The choice has spoilt and confused them - put them at war with one another, at odds with the world.

It's a real proper serious crisis.

thumbwitch · 28/03/2010 16:22

arrrr - as you say, back then it was all so simple - all engines were equally hard work, there were fewer manuals, no "black boxes" for cars, one mechanic did every type of car, not so many specialists...

ahundredtimes · 28/03/2010 16:25

So true, so true. In fact you could go so far as to say that everyone knew their place.

When everyone drove a black T-type nobody felt insecure about other people's life choices. Men weren't reduced to tears because someone said their Audi had an 'erratic brake system.'

ahundredtimes · 28/03/2010 16:33

'I find it impossible to talk to other men about their car without some unspoken element of competition creeping in from both sides. Whether it's about choices around entertainment systems, spark plugs, fuel or even something as simple as the colour of the car you've chosen, we are all playing a desperate game of one-upmanship. For if our is cool and successful, or deemed by our peer group to be 'successful' then all the worry and heartache and sleepless nights and worry will have been worth it'

This is quite fun. I just can't imagine why nobody has written this article yet

thumbwitch · 28/03/2010 16:38
  • betcha neither the Slimes nor the Daily Wail choose to print these quotes in their next MN article!

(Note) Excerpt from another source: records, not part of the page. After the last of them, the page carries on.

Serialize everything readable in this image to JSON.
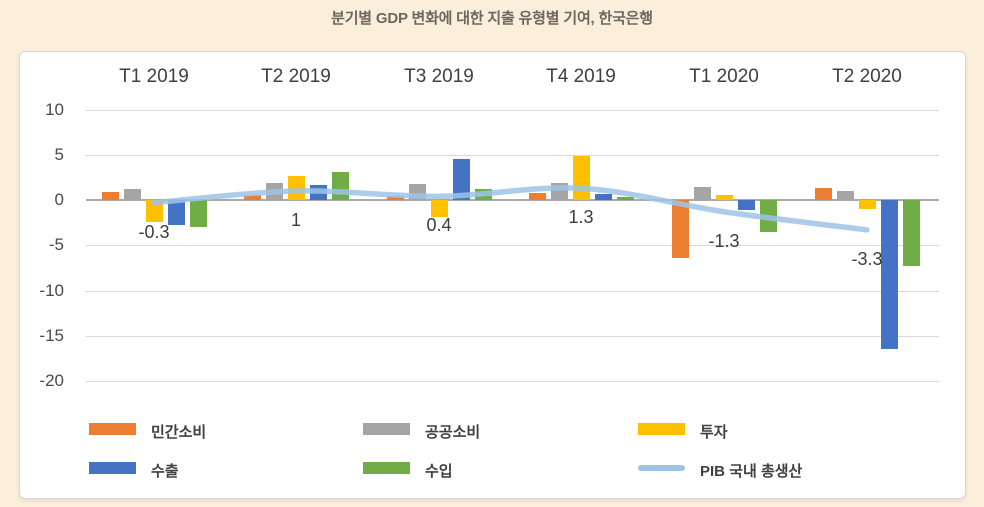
{
  "page": {
    "title": "분기별 GDP 변화에 대한 지출 유형별 기여, 한국은행",
    "background_color": "#FBEEDB",
    "card_color": "#FFFFFF"
  },
  "chart_data": {
    "type": "bar",
    "title": "분기별 GDP 변화에 대한 지출 유형별 기여, 한국은행",
    "categories": [
      "T1 2019",
      "T2 2019",
      "T3 2019",
      "T4 2019",
      "T1 2020",
      "T2 2020"
    ],
    "series": [
      {
        "key": "private-consumption",
        "name": "민간소비",
        "color": "#ED7D31",
        "values": [
          0.9,
          0.6,
          0.4,
          0.8,
          -6.4,
          1.3
        ]
      },
      {
        "key": "public-consumption",
        "name": "공공소비",
        "color": "#A5A5A5",
        "values": [
          1.2,
          1.9,
          1.8,
          1.9,
          1.4,
          1.0
        ]
      },
      {
        "key": "investment",
        "name": "투자",
        "color": "#FFC000",
        "values": [
          -2.4,
          2.6,
          -1.9,
          4.9,
          0.6,
          -1.0
        ]
      },
      {
        "key": "exports",
        "name": "수출",
        "color": "#4472C4",
        "values": [
          -2.8,
          1.7,
          4.5,
          0.7,
          -1.1,
          -16.5
        ]
      },
      {
        "key": "imports",
        "name": "수입",
        "color": "#70AD47",
        "values": [
          -3.0,
          3.1,
          1.2,
          0.3,
          -3.5,
          -7.3
        ]
      }
    ],
    "line_series": {
      "key": "gdp",
      "name": "PIB 국내 총생산",
      "color": "#9DC3E6",
      "values": [
        -0.3,
        1,
        0.4,
        1.3,
        -1.3,
        -3.3
      ],
      "labels": [
        "-0.3",
        "1",
        "0.4",
        "1.3",
        "-1.3",
        "-3.3"
      ]
    },
    "y_axis": {
      "ticks": [
        10,
        5,
        0,
        -5,
        -10,
        -15,
        -20
      ],
      "tick_labels": [
        "10",
        "5",
        "0",
        "-5",
        "-10",
        "-15",
        "-20"
      ]
    },
    "ylim": [
      -20,
      10
    ],
    "grid": true,
    "legend_position": "bottom"
  }
}
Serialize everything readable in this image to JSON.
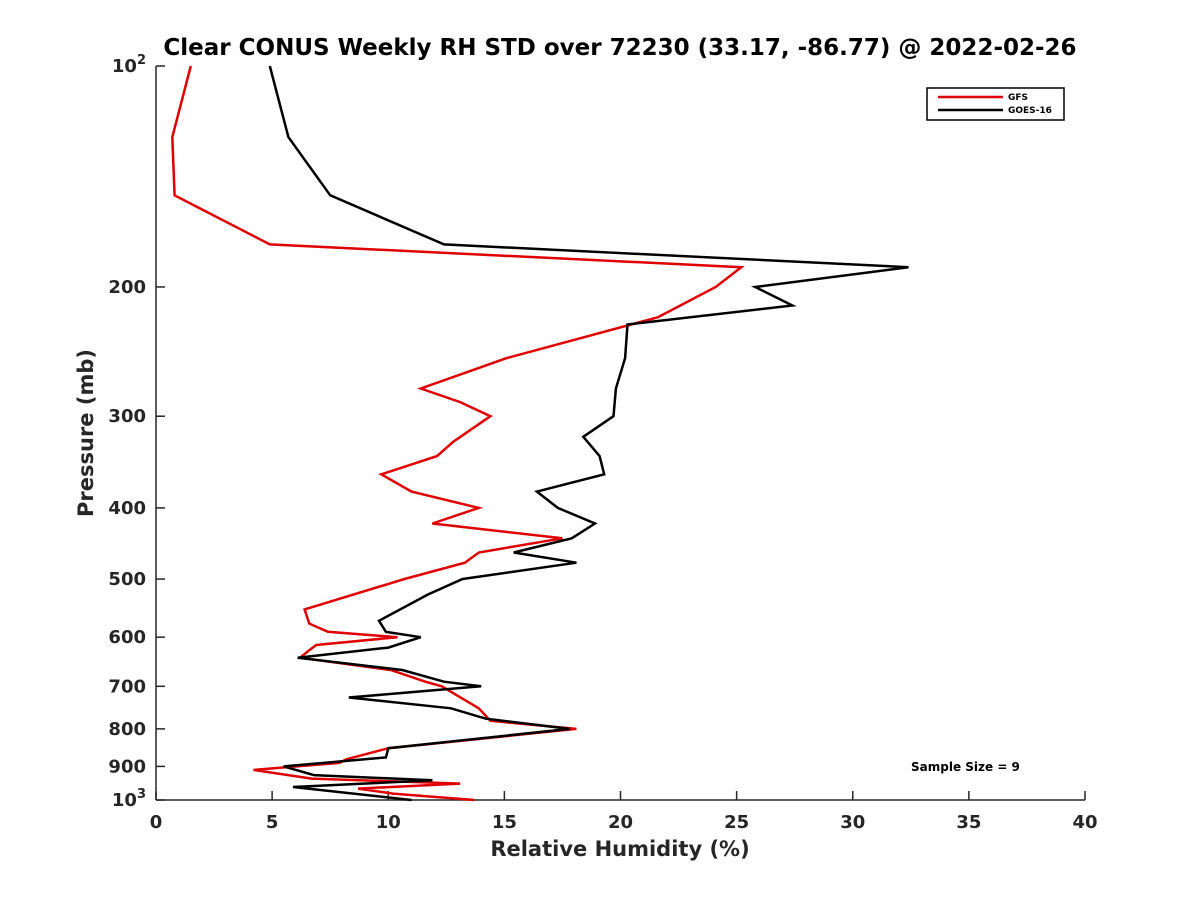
{
  "chart_data": {
    "type": "line",
    "title": "Clear CONUS Weekly RH STD over 72230 (33.17, -86.77) @ 2022-02-26",
    "xlabel": "Relative Humidity (%)",
    "ylabel": "Pressure (mb)",
    "xlim": [
      0,
      40
    ],
    "ylim": [
      100,
      1000
    ],
    "yscale": "log",
    "y_reversed": true,
    "x_ticks": [
      0,
      5,
      10,
      15,
      20,
      25,
      30,
      35,
      40
    ],
    "x_tick_labels": [
      "0",
      "5",
      "10",
      "15",
      "20",
      "25",
      "30",
      "35",
      "40"
    ],
    "y_ticks": [
      {
        "value": 100,
        "base": "10",
        "exp": "2"
      },
      {
        "value": 200,
        "label": "200"
      },
      {
        "value": 300,
        "label": "300"
      },
      {
        "value": 400,
        "label": "400"
      },
      {
        "value": 500,
        "label": "500"
      },
      {
        "value": 600,
        "label": "600"
      },
      {
        "value": 700,
        "label": "700"
      },
      {
        "value": 800,
        "label": "800"
      },
      {
        "value": 900,
        "label": "900"
      },
      {
        "value": 1000,
        "base": "10",
        "exp": "3"
      }
    ],
    "legend_position": "top-right",
    "annotation": "Sample Size = 9",
    "series": [
      {
        "name": "GFS",
        "color": "#e00000",
        "points": [
          [
            1.5,
            100
          ],
          [
            0.7,
            125
          ],
          [
            0.8,
            150
          ],
          [
            4.9,
            175
          ],
          [
            25.2,
            188
          ],
          [
            24.1,
            200
          ],
          [
            21.6,
            220
          ],
          [
            15.1,
            250
          ],
          [
            11.4,
            275
          ],
          [
            13.1,
            287
          ],
          [
            14.4,
            300
          ],
          [
            12.8,
            325
          ],
          [
            12.1,
            340
          ],
          [
            9.7,
            360
          ],
          [
            11.0,
            380
          ],
          [
            13.9,
            400
          ],
          [
            11.9,
            420
          ],
          [
            17.5,
            440
          ],
          [
            13.9,
            460
          ],
          [
            13.3,
            475
          ],
          [
            10.7,
            500
          ],
          [
            6.4,
            550
          ],
          [
            6.6,
            575
          ],
          [
            7.4,
            590
          ],
          [
            10.4,
            600
          ],
          [
            6.9,
            615
          ],
          [
            6.6,
            625
          ],
          [
            6.2,
            640
          ],
          [
            10.1,
            665
          ],
          [
            11.6,
            690
          ],
          [
            12.3,
            700
          ],
          [
            13.9,
            750
          ],
          [
            14.4,
            780
          ],
          [
            18.1,
            800
          ],
          [
            10.0,
            850
          ],
          [
            8.2,
            880
          ],
          [
            7.9,
            890
          ],
          [
            4.2,
            910
          ],
          [
            6.7,
            935
          ],
          [
            13.1,
            950
          ],
          [
            8.7,
            965
          ],
          [
            10.2,
            980
          ],
          [
            13.7,
            1000
          ]
        ]
      },
      {
        "name": "GOES-16",
        "color": "#000000",
        "points": [
          [
            4.9,
            100
          ],
          [
            5.7,
            125
          ],
          [
            7.5,
            150
          ],
          [
            12.4,
            175
          ],
          [
            32.4,
            188
          ],
          [
            25.8,
            200
          ],
          [
            27.4,
            212
          ],
          [
            20.3,
            225
          ],
          [
            20.2,
            250
          ],
          [
            19.8,
            275
          ],
          [
            19.7,
            300
          ],
          [
            18.4,
            320
          ],
          [
            19.1,
            340
          ],
          [
            19.3,
            360
          ],
          [
            16.4,
            380
          ],
          [
            17.3,
            400
          ],
          [
            18.9,
            420
          ],
          [
            17.9,
            440
          ],
          [
            15.4,
            460
          ],
          [
            18.1,
            475
          ],
          [
            13.2,
            500
          ],
          [
            11.7,
            525
          ],
          [
            9.6,
            570
          ],
          [
            9.9,
            590
          ],
          [
            11.4,
            600
          ],
          [
            10.0,
            620
          ],
          [
            6.1,
            640
          ],
          [
            10.6,
            665
          ],
          [
            12.4,
            690
          ],
          [
            14.0,
            700
          ],
          [
            8.3,
            725
          ],
          [
            12.7,
            750
          ],
          [
            14.2,
            775
          ],
          [
            17.8,
            800
          ],
          [
            10.0,
            850
          ],
          [
            9.9,
            875
          ],
          [
            5.5,
            900
          ],
          [
            6.8,
            925
          ],
          [
            11.9,
            940
          ],
          [
            5.9,
            960
          ],
          [
            11.0,
            1000
          ]
        ]
      }
    ]
  }
}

I thikn you should write the article in full, 100x, and submit it. Then accuse them of sexism when they refuse to print it.

ahundredtimes · 28/03/2010 16:42

They would say -

but surely this is a phony argument? I mean it's not REALLY like that. Sure, men are interested in their cars, some more so than others. But you can't suggest it's some universal war being conducted in garages around the country, c'mon men aren't crying because someone dissed their Range Rover's traction speed - that's just DAFT.

And I could say - Uhuh.

thumbwitch · 28/03/2010 16:45

it's got to be worth it, hasn't it - can you imagine all the readers' comments and outrage...

bibbitybobbityhat · 28/03/2010 16:48

Really can't face reading the article (there was another one about competitive mothering in the Guardian yesterday as well YAWN) but did she quote any Mumsnetters? She was trawling around looking for people to "discuss" this with her on here a week or so ago.

ahundredtimes · 28/03/2010 16:53

Yes, I can!

It wouldn't make sense to anyone would it, they'd pick apart the writer and say he had serious isshoes, nobody they knew were that wound up about deciding what car to get - I mean it matters, they think about it, but they're not killing each other over it.

they could do a cool photo shoot to go with the article. Men in fatigues, and war paint, pulling down a sun roof.

I can see it now. I mean, if they'd print a piece about mothers being on the bitter front line, they'd do that one too, it must be universally true, when you look at the autotrader discussion boards - I mean there's some SERIOUS disagreement on there.